I still remember those words. They can’t disappear just because I want them to. It’s hard on me because even though my grandma’s gone, I still want her to be proud of me, but it would not happen.

The Scars That Shame Leaves Behind

Am I still trying to hide my breasts? Yes. Do I want them gone? No. I was lucky enough to often get the insult “You’re Pamela Anderson!” when I was a tween. Baywatch was the most popular television show. I thought she was pretty when I saw her, which messed up my head in a good way.

I am not proud of my chest, but not broken enough to go under surgery. It’s impossible to look at myself in the mirror anymore. Body shaming grew roots too deep. 

Sharing personal information is not something I often do, but 34C is my chest, and I wear sports bras to help keep them as invisible as possible.

I’m damaged and hope I wasn’t. But I know I am not alone. Shame comes in all facets of life and body image. It can improve with a lifetime of positive training and a strong circle. 

Don’t be afraid to seek help because body dysmorphia is real, and it can sometimes feel like you fight with every fibre of your body to keep your head above water.

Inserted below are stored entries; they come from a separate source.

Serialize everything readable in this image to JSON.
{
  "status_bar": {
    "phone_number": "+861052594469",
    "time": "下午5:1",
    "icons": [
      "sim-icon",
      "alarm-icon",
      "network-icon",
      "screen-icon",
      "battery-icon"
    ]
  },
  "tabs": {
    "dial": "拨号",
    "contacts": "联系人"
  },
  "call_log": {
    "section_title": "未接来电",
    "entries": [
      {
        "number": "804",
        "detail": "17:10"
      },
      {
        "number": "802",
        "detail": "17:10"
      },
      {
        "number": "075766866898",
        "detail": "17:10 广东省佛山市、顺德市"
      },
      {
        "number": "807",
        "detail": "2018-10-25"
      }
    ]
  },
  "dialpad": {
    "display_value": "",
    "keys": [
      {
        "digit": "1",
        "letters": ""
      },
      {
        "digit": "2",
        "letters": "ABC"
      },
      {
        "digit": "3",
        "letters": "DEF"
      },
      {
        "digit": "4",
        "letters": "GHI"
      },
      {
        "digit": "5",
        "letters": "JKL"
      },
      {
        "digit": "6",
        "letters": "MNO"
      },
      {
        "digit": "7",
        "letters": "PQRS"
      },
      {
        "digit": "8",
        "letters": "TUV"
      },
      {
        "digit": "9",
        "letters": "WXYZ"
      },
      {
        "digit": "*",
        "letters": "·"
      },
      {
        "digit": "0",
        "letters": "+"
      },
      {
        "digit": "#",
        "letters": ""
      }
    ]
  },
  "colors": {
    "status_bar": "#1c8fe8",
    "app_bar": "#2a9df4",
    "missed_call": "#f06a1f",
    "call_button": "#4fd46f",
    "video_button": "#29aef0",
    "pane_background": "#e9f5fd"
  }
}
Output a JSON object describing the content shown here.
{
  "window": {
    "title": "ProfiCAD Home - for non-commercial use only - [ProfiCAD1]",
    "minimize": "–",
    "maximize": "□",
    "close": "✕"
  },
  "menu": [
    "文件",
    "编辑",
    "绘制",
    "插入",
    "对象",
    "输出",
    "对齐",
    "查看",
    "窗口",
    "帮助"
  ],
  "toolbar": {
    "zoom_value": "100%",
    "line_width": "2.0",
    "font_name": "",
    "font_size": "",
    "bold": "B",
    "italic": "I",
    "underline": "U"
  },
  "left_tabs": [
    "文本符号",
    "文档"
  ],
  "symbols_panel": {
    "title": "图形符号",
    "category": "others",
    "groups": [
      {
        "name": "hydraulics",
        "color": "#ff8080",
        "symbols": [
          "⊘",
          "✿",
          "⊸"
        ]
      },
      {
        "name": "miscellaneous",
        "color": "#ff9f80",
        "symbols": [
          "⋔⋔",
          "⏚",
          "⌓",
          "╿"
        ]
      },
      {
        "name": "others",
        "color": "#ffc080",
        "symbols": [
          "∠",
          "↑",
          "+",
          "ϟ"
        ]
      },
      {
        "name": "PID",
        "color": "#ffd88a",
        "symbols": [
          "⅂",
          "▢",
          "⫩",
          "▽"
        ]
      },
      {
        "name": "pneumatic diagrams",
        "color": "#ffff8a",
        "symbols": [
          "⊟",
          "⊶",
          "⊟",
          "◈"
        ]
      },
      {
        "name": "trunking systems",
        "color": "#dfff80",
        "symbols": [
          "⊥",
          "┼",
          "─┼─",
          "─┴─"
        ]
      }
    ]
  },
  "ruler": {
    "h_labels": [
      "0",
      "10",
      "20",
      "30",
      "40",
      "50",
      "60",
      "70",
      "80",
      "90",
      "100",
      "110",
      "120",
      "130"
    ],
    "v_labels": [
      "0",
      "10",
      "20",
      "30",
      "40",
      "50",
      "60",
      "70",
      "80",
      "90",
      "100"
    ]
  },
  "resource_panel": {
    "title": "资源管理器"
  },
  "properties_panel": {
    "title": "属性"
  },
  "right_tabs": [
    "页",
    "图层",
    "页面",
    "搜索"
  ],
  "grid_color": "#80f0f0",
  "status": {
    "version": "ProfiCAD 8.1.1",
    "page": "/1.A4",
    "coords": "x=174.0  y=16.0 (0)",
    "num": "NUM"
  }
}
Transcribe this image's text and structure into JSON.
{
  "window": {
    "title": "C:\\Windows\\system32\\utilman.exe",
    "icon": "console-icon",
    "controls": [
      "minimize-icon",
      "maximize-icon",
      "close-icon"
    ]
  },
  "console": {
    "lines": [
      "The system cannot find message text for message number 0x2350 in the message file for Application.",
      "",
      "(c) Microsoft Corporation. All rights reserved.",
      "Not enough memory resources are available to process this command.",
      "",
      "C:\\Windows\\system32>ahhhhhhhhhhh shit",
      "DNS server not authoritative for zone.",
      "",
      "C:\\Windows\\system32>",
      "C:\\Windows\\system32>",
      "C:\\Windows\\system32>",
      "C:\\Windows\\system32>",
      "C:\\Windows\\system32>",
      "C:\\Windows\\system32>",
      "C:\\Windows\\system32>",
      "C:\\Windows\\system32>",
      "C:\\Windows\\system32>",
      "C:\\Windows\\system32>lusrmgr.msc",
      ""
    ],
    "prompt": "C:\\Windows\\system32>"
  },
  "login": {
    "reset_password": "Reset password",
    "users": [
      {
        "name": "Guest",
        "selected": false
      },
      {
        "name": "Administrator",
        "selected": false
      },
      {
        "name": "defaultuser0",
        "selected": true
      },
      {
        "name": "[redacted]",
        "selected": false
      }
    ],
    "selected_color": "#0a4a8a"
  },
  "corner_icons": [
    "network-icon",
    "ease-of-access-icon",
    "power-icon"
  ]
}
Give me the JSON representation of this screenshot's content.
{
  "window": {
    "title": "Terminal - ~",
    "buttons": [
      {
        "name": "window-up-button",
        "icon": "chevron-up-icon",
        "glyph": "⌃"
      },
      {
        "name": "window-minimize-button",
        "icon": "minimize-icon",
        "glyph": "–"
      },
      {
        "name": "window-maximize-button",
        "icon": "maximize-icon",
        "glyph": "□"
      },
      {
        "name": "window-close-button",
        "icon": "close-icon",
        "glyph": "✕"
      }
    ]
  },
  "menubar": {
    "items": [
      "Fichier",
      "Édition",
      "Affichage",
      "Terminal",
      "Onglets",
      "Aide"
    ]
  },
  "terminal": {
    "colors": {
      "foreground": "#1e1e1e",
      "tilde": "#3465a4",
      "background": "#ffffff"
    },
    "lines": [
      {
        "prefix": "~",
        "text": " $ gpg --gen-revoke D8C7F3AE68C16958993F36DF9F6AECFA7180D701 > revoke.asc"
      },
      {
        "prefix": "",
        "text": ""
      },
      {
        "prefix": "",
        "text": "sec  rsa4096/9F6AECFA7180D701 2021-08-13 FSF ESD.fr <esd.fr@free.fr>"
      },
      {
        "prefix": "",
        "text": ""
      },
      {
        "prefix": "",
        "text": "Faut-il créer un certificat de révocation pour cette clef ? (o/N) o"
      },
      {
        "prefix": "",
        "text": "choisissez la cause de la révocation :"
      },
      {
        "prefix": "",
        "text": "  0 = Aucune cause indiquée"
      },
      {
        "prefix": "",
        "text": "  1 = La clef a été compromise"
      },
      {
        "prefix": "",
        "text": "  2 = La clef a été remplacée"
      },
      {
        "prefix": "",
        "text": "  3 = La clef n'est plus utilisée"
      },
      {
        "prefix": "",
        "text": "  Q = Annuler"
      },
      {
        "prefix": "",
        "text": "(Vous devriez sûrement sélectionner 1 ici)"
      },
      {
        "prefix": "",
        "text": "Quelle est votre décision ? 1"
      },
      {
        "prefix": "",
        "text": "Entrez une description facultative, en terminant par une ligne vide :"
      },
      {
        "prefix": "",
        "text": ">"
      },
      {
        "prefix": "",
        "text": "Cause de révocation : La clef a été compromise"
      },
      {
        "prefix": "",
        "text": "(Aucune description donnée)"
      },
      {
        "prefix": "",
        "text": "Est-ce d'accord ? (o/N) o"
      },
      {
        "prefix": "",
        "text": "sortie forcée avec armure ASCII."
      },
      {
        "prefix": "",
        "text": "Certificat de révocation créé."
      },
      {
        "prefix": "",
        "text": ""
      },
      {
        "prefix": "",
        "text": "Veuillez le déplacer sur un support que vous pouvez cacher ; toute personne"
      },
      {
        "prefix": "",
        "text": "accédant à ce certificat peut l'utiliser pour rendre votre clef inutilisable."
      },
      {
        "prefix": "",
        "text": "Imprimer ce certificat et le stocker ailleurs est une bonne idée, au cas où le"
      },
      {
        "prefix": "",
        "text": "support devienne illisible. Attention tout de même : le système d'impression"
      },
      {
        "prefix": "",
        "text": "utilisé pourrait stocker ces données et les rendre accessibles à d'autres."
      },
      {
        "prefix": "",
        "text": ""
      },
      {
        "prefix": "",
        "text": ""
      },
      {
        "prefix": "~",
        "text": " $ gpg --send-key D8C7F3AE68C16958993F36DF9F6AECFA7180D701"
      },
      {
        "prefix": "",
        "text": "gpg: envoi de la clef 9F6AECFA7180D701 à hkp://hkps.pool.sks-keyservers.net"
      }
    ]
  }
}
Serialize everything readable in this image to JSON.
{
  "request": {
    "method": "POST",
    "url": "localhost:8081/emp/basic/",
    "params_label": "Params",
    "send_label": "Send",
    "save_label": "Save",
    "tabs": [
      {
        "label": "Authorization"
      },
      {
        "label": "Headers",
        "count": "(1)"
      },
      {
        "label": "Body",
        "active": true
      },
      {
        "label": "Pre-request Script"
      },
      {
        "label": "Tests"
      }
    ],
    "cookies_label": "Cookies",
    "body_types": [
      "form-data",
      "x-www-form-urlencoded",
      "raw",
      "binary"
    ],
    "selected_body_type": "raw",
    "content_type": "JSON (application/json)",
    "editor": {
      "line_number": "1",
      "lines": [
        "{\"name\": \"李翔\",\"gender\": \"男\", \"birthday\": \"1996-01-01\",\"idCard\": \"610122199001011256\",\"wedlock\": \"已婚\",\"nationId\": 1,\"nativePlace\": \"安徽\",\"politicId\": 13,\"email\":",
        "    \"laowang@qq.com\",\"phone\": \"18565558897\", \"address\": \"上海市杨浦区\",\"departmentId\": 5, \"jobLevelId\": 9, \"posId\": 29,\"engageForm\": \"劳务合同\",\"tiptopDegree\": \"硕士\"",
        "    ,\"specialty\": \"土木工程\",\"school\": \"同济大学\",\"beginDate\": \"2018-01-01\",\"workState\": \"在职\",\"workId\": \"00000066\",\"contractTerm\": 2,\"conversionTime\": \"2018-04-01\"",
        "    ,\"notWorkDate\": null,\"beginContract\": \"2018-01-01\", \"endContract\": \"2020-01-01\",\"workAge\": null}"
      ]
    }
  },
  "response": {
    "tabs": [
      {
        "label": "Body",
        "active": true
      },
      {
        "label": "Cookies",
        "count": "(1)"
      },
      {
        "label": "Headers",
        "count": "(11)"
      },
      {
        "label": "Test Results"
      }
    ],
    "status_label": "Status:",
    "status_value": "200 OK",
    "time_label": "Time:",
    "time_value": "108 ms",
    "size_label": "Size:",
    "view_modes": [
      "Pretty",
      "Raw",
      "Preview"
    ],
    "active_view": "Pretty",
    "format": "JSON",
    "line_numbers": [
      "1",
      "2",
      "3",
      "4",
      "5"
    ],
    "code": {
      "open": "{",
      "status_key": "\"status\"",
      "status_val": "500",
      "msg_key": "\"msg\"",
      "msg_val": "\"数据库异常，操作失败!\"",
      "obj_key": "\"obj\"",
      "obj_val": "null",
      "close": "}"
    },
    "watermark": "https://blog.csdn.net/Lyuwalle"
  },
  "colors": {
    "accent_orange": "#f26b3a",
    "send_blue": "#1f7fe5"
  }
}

Don’t let it get that far. Reach for help and do not forget that you matter.

Winter

2 thoughts on “A Lifetime Of Breast Shaming

  1. What a great article, too few people realize that breast shaming is something so many people deal with.

    Charlotte has modeled with and is friends with Maxi Matuschka who famously took a self portrait after she had a breast removed, controversially the photo ended up on the cover of New York Times Magazine. She shone a light on the ugliness of what she was going through to inspire other woman to not be afraid and not look away. It eventually turned out that the doctor had misdiagnosed her and her breast did not need to be removed.

    Check out her story. But my point is she was brave enough to face her very personal demons and put it on the cover of a magazine for all to witness.

    From every photo I have seen of you, I see a beautiful strong woman, and when you look in the mirror you should hold your head high and realize she is looking right back at you. Besides, not only are you beautiful, you are a great inspiration for other women.

    Liked by 1 person

    1. Thank you so much for sharing this story that all of us should learn from and be thankful for, she is a hero.

      Also, thank you so much for your kind words. I wish my eyes could see what others see. My only wish is that nobody feels the way I do. Trauma goes so deep. Thank you so much.